I’m taking your assumption on Googles tech env. They have their own Auth system. If they would adopt Dgraph, I’d prefer to maintain the Auth System and have separate Dgraph Clusters environments. Again, my opinion.
Yes and not necessarily only when needed, the predicates will be atomized in relation to the tenants. So, if you have several hosts with single Alphas and healthy disks. Dgraph will balance all tenants.
When I say “Eggs in the same basket” I mean that I personally don’t like this concept of having a single Dgraph Cluster for all. And that includes Tenants. BUT, if you are a great Ninja in Dgraph’s deploying, and master it completely. You can handle a Tenancy context for sure. Dgraph engineers knows how to handle Tenants and every single issue related to that. If you are starting or low budget, I recommend a Cluster per service.
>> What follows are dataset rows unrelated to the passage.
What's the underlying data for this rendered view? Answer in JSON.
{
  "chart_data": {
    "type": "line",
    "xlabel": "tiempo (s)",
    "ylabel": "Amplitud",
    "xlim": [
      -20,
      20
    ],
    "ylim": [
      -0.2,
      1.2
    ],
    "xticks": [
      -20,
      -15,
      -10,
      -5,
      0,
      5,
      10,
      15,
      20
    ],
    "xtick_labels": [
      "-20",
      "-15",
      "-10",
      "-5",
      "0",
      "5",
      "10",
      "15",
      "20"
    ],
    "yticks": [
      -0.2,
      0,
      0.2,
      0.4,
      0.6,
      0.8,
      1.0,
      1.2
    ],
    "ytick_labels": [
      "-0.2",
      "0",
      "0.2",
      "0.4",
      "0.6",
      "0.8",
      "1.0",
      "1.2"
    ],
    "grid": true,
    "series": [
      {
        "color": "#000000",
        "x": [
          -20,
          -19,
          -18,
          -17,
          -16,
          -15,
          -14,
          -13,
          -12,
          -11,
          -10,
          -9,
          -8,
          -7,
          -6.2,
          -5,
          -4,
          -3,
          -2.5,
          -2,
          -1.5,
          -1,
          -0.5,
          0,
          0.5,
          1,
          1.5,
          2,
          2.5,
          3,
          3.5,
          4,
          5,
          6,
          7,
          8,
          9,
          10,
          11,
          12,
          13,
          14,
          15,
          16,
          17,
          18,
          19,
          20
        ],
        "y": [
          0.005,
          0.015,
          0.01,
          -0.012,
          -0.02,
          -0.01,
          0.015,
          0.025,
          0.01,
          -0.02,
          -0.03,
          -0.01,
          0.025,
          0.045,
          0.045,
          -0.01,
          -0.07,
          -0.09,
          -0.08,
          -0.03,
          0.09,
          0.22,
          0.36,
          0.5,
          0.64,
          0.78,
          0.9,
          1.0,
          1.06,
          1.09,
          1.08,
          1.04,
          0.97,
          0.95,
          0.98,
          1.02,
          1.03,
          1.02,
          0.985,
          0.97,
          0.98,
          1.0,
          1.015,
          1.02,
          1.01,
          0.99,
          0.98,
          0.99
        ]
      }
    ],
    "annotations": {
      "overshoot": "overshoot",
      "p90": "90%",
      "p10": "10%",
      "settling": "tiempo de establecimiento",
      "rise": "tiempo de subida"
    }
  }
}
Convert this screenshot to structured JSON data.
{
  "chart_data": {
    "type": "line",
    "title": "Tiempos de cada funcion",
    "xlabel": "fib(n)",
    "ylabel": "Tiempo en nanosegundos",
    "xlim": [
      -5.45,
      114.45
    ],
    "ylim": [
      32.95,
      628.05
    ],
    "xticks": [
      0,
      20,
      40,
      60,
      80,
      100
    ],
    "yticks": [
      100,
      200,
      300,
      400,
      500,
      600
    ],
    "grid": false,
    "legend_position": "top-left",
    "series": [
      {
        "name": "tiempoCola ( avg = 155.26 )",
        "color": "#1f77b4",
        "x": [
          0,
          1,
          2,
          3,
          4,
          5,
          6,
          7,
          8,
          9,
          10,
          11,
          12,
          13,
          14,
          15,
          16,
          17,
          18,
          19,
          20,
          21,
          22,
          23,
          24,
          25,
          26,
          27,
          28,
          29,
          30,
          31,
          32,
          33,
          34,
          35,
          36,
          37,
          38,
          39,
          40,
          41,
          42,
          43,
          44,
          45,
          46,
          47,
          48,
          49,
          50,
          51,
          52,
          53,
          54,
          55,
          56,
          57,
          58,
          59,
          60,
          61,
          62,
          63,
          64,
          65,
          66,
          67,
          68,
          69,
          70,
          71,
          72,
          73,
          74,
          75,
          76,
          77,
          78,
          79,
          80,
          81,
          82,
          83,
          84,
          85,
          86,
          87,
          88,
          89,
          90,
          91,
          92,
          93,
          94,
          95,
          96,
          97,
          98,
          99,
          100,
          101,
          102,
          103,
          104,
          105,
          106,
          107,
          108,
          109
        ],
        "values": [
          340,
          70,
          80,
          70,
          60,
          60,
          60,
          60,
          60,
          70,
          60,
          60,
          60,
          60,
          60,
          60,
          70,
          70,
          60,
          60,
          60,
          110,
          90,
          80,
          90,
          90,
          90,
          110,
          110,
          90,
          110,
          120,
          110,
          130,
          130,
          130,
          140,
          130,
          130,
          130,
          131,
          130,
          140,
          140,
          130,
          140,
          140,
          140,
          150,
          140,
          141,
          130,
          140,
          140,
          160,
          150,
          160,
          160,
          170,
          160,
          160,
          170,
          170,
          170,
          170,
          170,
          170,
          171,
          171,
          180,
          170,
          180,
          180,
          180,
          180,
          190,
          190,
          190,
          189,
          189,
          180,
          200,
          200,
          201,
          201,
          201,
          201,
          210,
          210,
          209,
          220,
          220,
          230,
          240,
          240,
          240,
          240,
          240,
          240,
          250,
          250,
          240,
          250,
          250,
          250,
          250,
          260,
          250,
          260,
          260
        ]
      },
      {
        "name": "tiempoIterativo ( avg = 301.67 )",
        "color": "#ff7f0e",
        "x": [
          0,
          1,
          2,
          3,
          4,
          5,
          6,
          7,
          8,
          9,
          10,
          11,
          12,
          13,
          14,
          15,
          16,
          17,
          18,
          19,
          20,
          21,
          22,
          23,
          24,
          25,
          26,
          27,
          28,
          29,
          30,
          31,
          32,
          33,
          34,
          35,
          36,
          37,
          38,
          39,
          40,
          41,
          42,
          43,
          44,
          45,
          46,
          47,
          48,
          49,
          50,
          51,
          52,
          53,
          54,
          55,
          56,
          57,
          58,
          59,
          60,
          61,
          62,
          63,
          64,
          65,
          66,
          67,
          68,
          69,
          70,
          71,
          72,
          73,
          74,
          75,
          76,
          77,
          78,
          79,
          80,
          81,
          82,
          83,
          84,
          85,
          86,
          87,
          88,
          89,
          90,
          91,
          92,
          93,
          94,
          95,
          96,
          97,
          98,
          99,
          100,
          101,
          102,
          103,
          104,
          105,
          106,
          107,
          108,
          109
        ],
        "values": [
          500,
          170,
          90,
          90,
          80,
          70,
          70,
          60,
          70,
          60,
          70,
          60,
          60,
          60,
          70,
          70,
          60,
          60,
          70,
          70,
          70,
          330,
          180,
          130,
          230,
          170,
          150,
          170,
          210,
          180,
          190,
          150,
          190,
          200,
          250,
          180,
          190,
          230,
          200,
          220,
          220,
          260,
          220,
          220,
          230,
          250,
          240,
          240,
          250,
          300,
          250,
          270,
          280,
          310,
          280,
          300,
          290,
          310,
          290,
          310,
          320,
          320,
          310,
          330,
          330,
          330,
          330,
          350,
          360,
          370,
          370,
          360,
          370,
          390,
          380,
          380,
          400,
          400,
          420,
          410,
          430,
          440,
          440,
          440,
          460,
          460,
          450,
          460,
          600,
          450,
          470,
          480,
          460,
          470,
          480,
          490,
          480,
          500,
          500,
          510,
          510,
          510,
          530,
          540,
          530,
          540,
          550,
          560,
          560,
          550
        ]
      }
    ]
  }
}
BUT, if you don’t have Google’s scale. Just use a single Cluster for 3 Services is fine.
Of course, Google would have the best engineers. If they wanna run a single Dgraph Cluster for 99999 services. I believe they would be pretty confident to do so.
And Also, Dgraph has the logic of being resistant to failure. Where other instances can take the place of those that have failed. To have this security, a large and well-managed cluster does the job. But on the Google scale I don’t know what it would be like.
Yep, And neither with Tenants.
BUT, you could potentially use GraphQL and Apollo Federation architecture. So you can “merge” several services in a single GraphQL server. That won’t work for DQL of course. But you can use Lambdas or custom DQL in the GraphQL Federation and all is good. But, more work to do.
I don’t believe that this is related at the Database level. This is application level.
I’m pretty sure Google uses a mix of different solutions and even different DBs. And they are merged via API. I never worked at Google, but when the company is too big, it gets hard to make the whole company follow always the same principles. Things start to become “silos” fast.
Why not a single service that takes care of profiles? Just add a reference to those other services. The RAW profile data could be in that Profile Service. I think that some companies like Stack Exchange does something like this.
If you don’t want to worry about Infrastructure and cluster administration. Go to Dgraph Cloud with Tenant. If your team is small and your budget is short. Evaluate going to the Cloud because you will have a team taking care of the Cluster. Think about the salary you would be paying someone to run the 24-hour Cluster to do the comparison. Or your own time, if you were the one who has to play everything. From project administration, coding, and database administration. You with little budget need to buy time. And put the project out there live.
More or less. I say this in case you still don’t know how to properly manage a Cluster. An error can be fatal(downtime). So having multiple clusters is better. Isolate the problem, but keep some things upright and secure.